The flag to use is s, (which stands for "Single-line mode", although it is also referred to as "DOTALL" mode in some flavours).
And this can be implemented in various ways, including...
Globally, for /-based regexes:
/regex/s
Inline, global for the regex:
(?s)regex
Inline, applies only to bracketed part:
(?s:reg)ex
And as a function argument (depends on which language you're doing the regex with).
So, probably the regex you want is this:
(?s).*?(?=All text before this line will be included)
However, there are some caveats:
Firstly, not all regex flavours support lazy quantifiers - you might have to use just .*, (or potentially use more complex logic depending on precise requirements if "All text before..." can appear multiple times).
Secondly, not all regex flavours support lookaheads, so you will instead need to use captured groups to get the text you want to match.

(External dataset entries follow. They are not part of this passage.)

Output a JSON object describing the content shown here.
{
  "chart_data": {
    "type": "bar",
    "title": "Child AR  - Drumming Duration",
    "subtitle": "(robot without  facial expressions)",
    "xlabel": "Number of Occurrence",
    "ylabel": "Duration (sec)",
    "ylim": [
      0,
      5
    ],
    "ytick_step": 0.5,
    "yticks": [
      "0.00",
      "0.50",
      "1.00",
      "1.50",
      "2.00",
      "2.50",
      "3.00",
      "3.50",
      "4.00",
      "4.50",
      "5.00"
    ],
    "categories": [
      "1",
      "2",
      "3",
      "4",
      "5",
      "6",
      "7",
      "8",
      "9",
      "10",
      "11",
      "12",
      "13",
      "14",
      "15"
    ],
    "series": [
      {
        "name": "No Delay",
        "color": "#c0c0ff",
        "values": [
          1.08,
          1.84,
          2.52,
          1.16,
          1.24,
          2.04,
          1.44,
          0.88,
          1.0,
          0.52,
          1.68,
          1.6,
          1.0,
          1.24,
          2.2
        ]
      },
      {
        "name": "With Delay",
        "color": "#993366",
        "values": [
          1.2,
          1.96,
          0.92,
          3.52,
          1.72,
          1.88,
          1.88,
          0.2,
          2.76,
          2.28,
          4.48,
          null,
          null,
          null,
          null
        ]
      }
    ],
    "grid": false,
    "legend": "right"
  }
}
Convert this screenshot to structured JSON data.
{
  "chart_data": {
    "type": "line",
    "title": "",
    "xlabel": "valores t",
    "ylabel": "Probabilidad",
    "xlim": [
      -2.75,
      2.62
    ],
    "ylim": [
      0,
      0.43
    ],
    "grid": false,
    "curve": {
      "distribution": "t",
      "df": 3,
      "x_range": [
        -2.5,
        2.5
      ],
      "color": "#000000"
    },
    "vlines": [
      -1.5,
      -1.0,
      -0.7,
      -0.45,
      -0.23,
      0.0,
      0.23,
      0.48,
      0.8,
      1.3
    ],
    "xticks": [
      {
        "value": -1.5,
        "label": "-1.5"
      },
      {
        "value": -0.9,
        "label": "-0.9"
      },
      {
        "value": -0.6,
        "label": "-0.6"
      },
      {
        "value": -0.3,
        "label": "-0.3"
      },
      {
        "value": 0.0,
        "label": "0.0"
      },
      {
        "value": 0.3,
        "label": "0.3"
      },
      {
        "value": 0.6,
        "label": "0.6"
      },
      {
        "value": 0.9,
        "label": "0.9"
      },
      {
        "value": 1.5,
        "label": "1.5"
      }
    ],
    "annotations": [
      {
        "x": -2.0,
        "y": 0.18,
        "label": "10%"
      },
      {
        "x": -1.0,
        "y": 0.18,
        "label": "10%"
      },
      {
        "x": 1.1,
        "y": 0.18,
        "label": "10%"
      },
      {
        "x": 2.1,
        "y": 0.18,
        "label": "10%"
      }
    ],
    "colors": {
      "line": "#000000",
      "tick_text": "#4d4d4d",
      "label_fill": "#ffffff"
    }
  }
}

Finally, you can't always specify flags, such as the s above, so may need to either match "anything or newline" (.|\n) or maybe [\s\S] (whitespace and not whitespace) to get the equivalent matching.
If you're limited by all of these (I think the XML implementation is), then you'll have to do:
([\s\S]*)All text before this line will be included
And then extract the first sub-group from the match result.
(.*?)All text before this line will be included
Depending on what particular regular expression framework you're using, you may need to include a flag to indicate that . can match newline characters as well.
The first (and only) subgroup will include the matched text. How you extract that will again depend on what language and regular expression framework you're using.
If you want to include the "All text before this line..." text, then the entire match is what you want.
This should do it:
<?php
$str = "This can include deleting, updating, or adding records to your database, which would then be reflex.
All text before this line will be included
You can make this a bit more sophisticated by encrypting the random number and then verifying that it is still a number when it is decrypted. Alternatively, you can pass a value and a key instead.";
echo preg_filter("/(.*?)All text before this line will be included.*/s","\\1",$str);
?>
Returns:
This can include deleting, updating, or adding records to your database, which would then be reflex.